After two years serving in an interim capacity, Professor Srinivasa Narasimhan will be stepping aside as Carnegie Mellon welcomes the sixth director of its Robotics Institute. A graduate of CMU’s School of Computer Science in 2005, Matthew Johnson-Roberson arrives at the school after stints as an associate professor of engineering at University of Michigan’s Department of Naval Architecture and Marine Engineering and the Department of Electrical Engineering and Computer Science.
Johnson-Roberson also served as a co-director of the UM Ford Center for Autonomous Vehicles, from whose office he fielded our call to discuss his plans for his new position, as well as what he believes the future will look like for robotic research.
TC: You’re currently in Michigan, working out of that new Ford wing?
MJR: Yeah, I’m here and a few of the students are here. Just doing some robot stuff. Having a good time.
What has your focus been over there?
A number of different things, but it’s long-term, blue sky research for Ford. They’re doing lots of work, as is Argo, on things that will come out on the roads, hopefully in the next six months to three years. We’ve been looking much more at things that are five-10 years off of getting to the road. That’s one of the nice things about universities is we can take this blue sky approach to things, everything from weird new sensors to thinking a lot about human prediction and safety guarantees.
I see the Ford/U of M setup being a model universities increasingly look to. Universities — especially those like CMU — have a long history of wealthy benefactors. Do you see this kind of partnership being the model for university research going forward?
It reflects the sort of transformation that robotics has undergone in the past 20 years. So many of the technologies that were developed in the 90s and 00s are now reaching a level of maturity where they are getting rolled out in commercial products and making a big difference to the future of a lot of industries. I think it’s a natural extension of that. You begin to see relationships between universities and companies. Even if you look at Pittsburgh as a city, the transformation that it’s undergone from heavy industry focused around natural resources and steel, that transformation is only going to accelerate.

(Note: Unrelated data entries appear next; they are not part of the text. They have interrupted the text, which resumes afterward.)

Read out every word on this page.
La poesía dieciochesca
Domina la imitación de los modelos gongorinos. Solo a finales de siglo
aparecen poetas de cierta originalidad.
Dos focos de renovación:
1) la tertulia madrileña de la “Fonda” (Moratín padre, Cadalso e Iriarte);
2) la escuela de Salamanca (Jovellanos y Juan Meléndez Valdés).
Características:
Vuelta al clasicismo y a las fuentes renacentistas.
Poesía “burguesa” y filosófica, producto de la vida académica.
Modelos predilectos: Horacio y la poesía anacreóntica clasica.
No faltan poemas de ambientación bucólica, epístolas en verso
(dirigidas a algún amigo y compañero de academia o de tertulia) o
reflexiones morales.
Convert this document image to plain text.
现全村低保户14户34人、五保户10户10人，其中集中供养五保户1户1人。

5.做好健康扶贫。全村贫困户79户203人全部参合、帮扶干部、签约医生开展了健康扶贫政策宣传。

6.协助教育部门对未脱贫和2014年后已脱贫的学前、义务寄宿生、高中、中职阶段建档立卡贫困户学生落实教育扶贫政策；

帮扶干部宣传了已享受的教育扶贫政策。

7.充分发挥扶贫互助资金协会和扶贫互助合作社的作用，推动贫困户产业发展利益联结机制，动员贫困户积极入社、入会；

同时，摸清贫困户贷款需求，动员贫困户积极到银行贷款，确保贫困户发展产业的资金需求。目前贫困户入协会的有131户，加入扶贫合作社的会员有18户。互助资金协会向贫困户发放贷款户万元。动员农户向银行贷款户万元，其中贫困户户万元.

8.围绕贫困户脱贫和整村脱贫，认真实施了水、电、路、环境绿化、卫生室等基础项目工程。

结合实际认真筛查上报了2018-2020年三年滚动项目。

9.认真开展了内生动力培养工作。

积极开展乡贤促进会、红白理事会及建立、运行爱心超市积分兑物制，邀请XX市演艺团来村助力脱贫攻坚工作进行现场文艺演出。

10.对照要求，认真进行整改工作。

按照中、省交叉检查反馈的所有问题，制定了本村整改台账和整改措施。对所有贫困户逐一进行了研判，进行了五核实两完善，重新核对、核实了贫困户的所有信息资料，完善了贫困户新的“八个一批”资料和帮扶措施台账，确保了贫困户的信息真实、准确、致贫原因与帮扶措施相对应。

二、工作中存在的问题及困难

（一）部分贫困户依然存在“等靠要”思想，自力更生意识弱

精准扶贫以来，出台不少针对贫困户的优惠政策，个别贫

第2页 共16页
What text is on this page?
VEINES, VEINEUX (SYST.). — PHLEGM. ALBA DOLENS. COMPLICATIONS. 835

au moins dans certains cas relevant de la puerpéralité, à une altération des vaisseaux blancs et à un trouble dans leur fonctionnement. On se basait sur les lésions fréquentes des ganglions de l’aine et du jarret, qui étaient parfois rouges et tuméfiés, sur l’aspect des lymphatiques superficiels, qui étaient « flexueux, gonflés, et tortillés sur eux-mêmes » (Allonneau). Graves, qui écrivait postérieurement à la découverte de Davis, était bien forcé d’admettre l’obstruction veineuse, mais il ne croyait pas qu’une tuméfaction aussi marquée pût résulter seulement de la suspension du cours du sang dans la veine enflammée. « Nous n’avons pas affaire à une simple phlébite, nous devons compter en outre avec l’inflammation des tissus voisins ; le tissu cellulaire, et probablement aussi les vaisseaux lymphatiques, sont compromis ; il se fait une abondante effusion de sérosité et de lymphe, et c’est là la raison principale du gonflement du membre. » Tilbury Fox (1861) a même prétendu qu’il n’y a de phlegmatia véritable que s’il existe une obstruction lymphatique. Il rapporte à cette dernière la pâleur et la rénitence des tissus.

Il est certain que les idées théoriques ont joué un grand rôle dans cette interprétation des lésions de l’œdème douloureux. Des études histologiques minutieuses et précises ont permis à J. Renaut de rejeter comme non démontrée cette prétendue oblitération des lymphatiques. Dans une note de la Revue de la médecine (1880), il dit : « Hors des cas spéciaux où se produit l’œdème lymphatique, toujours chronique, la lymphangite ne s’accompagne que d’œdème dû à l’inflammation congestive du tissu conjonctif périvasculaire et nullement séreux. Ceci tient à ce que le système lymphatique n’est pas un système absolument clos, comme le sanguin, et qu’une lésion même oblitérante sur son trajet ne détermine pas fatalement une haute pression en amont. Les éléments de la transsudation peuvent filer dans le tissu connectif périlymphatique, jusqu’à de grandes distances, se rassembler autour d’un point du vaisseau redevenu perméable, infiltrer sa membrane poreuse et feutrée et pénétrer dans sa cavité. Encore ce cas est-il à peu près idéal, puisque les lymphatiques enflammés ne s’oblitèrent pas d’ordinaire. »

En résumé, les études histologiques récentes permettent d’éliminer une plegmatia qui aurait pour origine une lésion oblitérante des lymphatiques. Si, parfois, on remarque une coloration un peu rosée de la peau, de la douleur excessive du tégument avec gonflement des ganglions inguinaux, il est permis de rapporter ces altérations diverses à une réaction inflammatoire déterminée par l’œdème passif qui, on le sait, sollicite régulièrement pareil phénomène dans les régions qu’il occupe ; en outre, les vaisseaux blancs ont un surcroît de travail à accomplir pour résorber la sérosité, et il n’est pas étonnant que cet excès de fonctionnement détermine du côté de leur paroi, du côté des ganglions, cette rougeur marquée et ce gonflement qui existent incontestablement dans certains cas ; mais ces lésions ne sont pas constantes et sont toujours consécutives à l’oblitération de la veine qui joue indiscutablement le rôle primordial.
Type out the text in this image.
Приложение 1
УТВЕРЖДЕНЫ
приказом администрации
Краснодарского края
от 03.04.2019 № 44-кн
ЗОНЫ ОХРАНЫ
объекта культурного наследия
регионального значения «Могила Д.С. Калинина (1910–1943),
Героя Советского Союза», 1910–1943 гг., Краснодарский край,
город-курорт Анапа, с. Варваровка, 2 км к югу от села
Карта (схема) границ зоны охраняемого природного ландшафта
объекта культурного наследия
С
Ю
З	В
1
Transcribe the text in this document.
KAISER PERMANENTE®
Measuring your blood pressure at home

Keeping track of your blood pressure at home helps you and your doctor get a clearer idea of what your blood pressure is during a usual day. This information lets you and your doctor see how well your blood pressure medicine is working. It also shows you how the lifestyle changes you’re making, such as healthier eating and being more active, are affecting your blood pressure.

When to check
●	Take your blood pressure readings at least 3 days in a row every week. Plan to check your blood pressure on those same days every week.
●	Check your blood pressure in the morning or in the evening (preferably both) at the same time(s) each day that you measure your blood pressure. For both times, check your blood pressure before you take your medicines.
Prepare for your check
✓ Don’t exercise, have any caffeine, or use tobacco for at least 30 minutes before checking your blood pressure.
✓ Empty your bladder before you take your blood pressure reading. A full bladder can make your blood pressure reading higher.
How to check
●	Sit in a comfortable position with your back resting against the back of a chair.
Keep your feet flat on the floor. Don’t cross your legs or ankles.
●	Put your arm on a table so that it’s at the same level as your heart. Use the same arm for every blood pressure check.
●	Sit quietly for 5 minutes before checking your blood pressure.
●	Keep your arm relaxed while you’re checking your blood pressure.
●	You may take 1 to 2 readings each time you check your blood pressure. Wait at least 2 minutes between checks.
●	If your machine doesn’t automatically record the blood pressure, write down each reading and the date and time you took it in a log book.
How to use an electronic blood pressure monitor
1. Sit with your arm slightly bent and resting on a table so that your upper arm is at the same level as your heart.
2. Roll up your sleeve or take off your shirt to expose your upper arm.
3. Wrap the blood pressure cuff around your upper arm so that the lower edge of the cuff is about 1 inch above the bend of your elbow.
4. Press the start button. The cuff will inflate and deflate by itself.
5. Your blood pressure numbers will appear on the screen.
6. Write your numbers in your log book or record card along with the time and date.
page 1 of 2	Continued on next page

Part of my goal is to continue relations and build new ones. Beyond just industries, thinking about government and policy and all the other things that are now going to become more relevant for robotics — making sure we make those relationships and build on the strengths of the technical work that already goes on at the institute. That is something I’m particularly excited about.
In Pittsburgh, you have a number of these homegrown startups, but also big companies like Google coming in to be closer to the research and court graduates. What can CMU do to further foster a relationship like that?
They’re opening a Waymo office to work with one of the professors at CMU, so you can see see that these relationships — not just the faculty but the students. The lifeblood of all of these companies is new, highly trained employees, and anything you can do to get a leg up on recruiting and helping to build a culture that people want to come to is a huge advantage for these companies. You see them co-locating, sponsoring research, doing all of these things that are helping them to both develop new projects but also form new relationships with incoming students. The richest part of the university is that every year you get a new crop of some of the smartest people in the world.
Is part of your job going to be helping grow some of these startups natively within sort of the broader context of the university?
Yeah. Having had the opportunity to do a startup myself, I think knowing that there’s this huge knowledge gap, that there are so many students that are so smart and have such big ambitions for the world, I think figuring out ways of helping them fulfill that is my role. One way that you just highlighted is startups. People talk about ecosystem a lot. Part of that is that there are other startups in the area, but secondly, you have a community where you can find likeminded people to do stuff with and build things.
You’re at the U of M, so you’ve seen some of the transformation that’s happening in Detroit. Detroit may not be as far along as Pittsburgh, when it comes to fostering the startup community, but there’s a lot of opportunity there. What role can the school play in keeping the talent that CMU attracts to the city?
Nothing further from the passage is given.